Key determinants of post-deal performance include serial acquisitions, CEO overconfidence, acquirer-target relatedness and complementarity, and shareholder intervention in the form of voting or activism. (Renneboog, L et al., 2009)
Tips for post-deal success
Deploying a competent post-deal integration team can significantly reduce the chances of post-deal mismanagement and high failure rates. This reassures stakeholders and instills confidence in the potential success of the M&A.
Post-deal management is complex and extends beyond financial management. Understanding the mindsets that people bring with them and develop throughout a combination is equally important. People must be aware of and able to respond to the normal and to-be-expected stresses and strains of living through a combination.
Therefore, investors, M&A dealmakers, and corporations must examine softer human issues more deeply before deciding to proceed. Once that decision is made and a definitive agreement is signed, do not hesitate to bring a composite team of multi-disciplinary integration specialists to handhold post-deal management.
It would help if you remembered that strategic complementarity and cultural fit are two issues that integration teams should be particularly focused on.
Yet, as Hitt, M.A. et al. (2009) mention, when firms search for and identify targets with complementary capabilities and put in place mechanisms that enrich their learning from the acquired firm, they are more likely to build new capabilities and enhance their competitive position in the market.
I have seen these research findings play out in real life during my experience as a business consultant and business adviser.
Success is dependent on several managerial and organizational factors. These include the relative size of M&A partners, managerial involvement, and cultural and organizational structure issues (Calipha R et al., 2010).
Organizational culture has emerged as one factor identified as a potential catalyst to M&A success. Organizational change, organizational strategy, and organizational development are seen to play a more significant role in raising the success rate of M&As. (Schraeder, M., and Self, D. R. (2003)
References:
Damodaran, A. (2005). The value of synergy. Available at SSRN 841486.
Hitt, M. A., King, D., Krishnan, H., Makri, M., Schijven, M., Shimizu, K., & Zhu, H. (2009). Mergers and acquisitions: Overcoming pitfalls, building synergy, and creating value. Business Horizons.
Calipha, R., Tarba, S., & Brock, D. (2010). Mergers and acquisitions: A review of phases, motives, and success factors. Advances in mergers and acquisitions, 9, 1-24.
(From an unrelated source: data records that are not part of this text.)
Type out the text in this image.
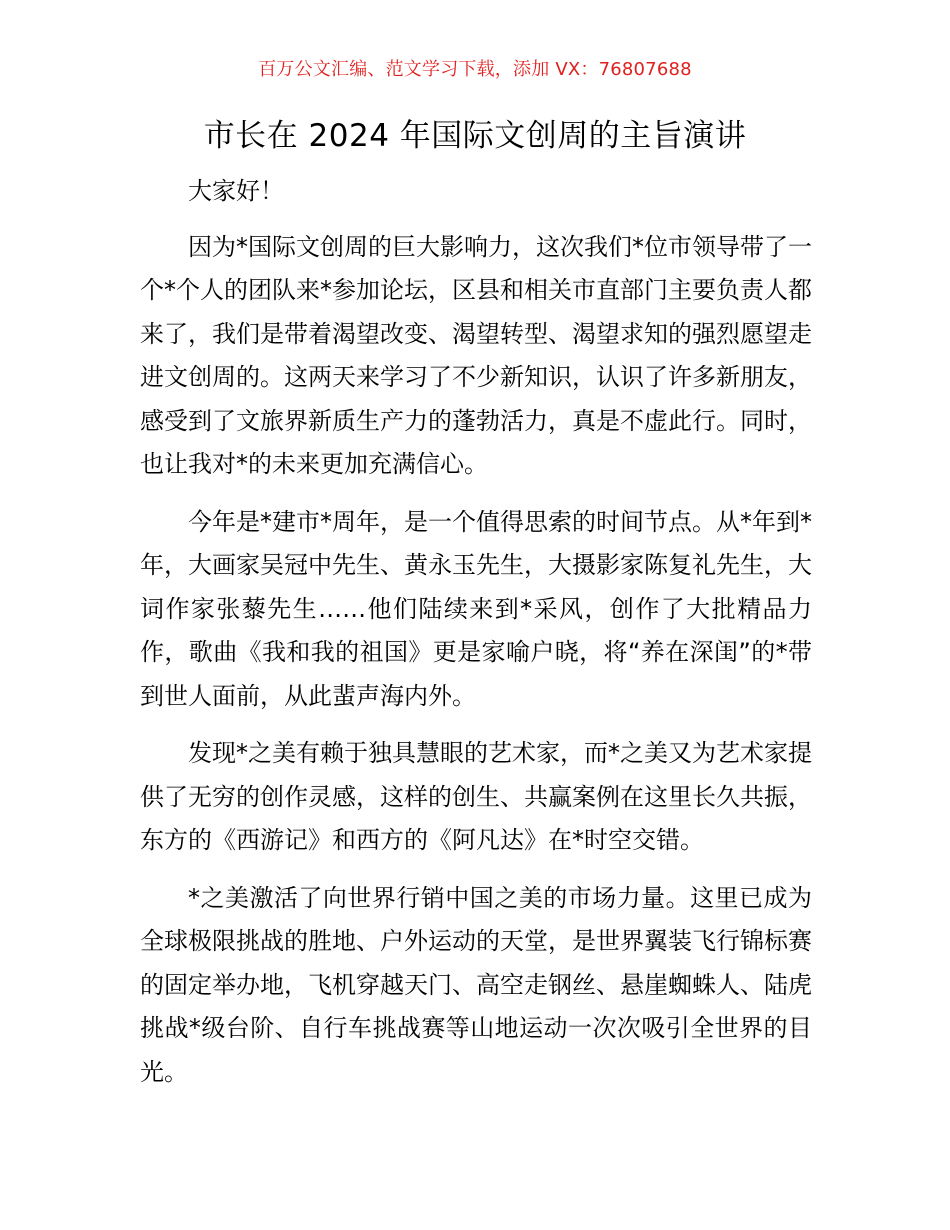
百万公文汇编、范文学习下载，添加 VX：76807688
市长在 2024 年国际文创周的主旨演讲

大家好！

因为*国际文创周的巨大影响力，这次我们*位市领导带了一个*个人的团队来*参加论坛，区县和相关市直部门主要负责人都来了，我们是带着渴望改变、渴望转型、渴望求知的强烈愿望走进文创周的。这两天来学习了不少新知识，认识了许多新朋友，感受到了文旅界新质生产力的蓬勃活力，真是不虚此行。同时，也让我对*的未来更加充满信心。

今年是*建市*周年，是一个值得思索的时间节点。从*年到*年，大画家吴冠中先生、黄永玉先生，大摄影家陈复礼先生，大词作家张藜先生……他们陆续来到*采风，创作了大批精品力作，歌曲《我和我的祖国》更是家喻户晓，将“养在深闺”的*带到世人面前，从此蜚声海内外。

发现*之美有赖于独具慧眼的艺术家，而*之美又为艺术家提供了无穷的创作灵感，这样的创生、共赢案例在这里长久共振，东方的《西游记》和西方的《阿凡达》在*时空交错。

*之美激活了向世界行销中国之美的市场力量。这里已成为全球极限挑战的胜地、户外运动的天堂，是世界翼装飞行锦标赛的固定举办地，飞机穿越天门、高空走钢丝、悬崖蜘蛛人、陆虎挑战*级台阶、自行车挑战赛等山地运动一次次吸引全世界的目光。
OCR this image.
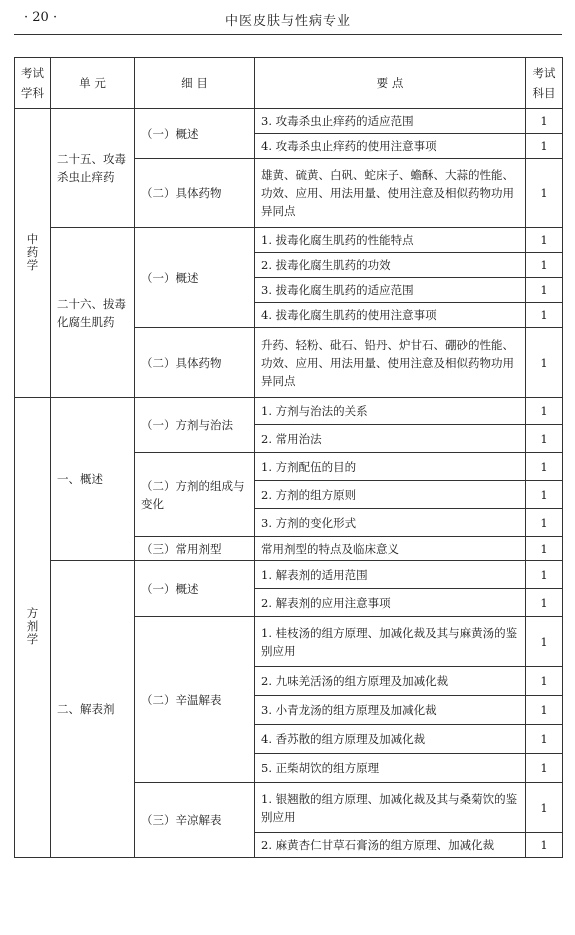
· 20 ·	中医皮肤与性病专业
考试学科	单 元	细 目	要 点	考试科目
中药学	二十五、攻毒杀虫止痒药	（一）概述	3. 攻毒杀虫止痒药的适应范围	1
			4. 攻毒杀虫止痒药的使用注意事项	1
		（二）具体药物	雄黄、硫黄、白矾、蛇床子、蟾酥、大蒜的性能、功效、应用、用法用量、使用注意及相似药物功用异同点	1
	二十六、拔毒化腐生肌药	（一）概述	1. 拔毒化腐生肌药的性能特点	1
			2. 拔毒化腐生肌药的功效	1
			3. 拔毒化腐生肌药的适应范围	1
			4. 拔毒化腐生肌药的使用注意事项	1
		（二）具体药物	升药、轻粉、砒石、铅丹、炉甘石、硼砂的性能、功效、应用、用法用量、使用注意及相似药物功用异同点	1
方剂学	一、概述	（一）方剂与治法	1. 方剂与治法的关系	1
			2. 常用治法	1
		（二）方剂的组成与变化	1. 方剂配伍的目的	1
			2. 方剂的组方原则	1
			3. 方剂的变化形式	1
		（三）常用剂型	常用剂型的特点及临床意义	1
	二、解表剂	（一）概述	1. 解表剂的适用范围	1
			2. 解表剂的应用注意事项	1
		（二）辛温解表	1. 桂枝汤的组方原理、加减化裁及其与麻黄汤的鉴别应用	1
			2. 九味羌活汤的组方原理及加减化裁	1
			3. 小青龙汤的组方原理及加减化裁	1
			4. 香苏散的组方原理及加减化裁	1
			5. 正柴胡饮的组方原理	1
		（三）辛凉解表	1. 银翘散的组方原理、加减化裁及其与桑菊饮的鉴别应用	1
			2. 麻黄杏仁甘草石膏汤的组方原理、加减化裁	1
Schraeder, M., & Self, D. R. (2003). Enhancing the success of mergers and acquisitions: an organizational culture perspective. Management decision, 41(5), 511-522.
Renneboog, L., & Vansteenkiste, C. (2019). Failure and success in mergers and acquisitions. Journal of Corporate Finance, 58, 650-699.
Marks, M. L., & Mirvis, P. H. (2001). Making mergers and acquisitions work: Strategic and psychological preparation. Academy of Management Perspectives, 15(2), 80-92.
Bauer, F., & Matzler, K. (2014). Antecedents of M&A success: The role of strategic complementarity, cultural fit, and degree and speed of integration. Strategic Management Journal, 35(2), 269-291.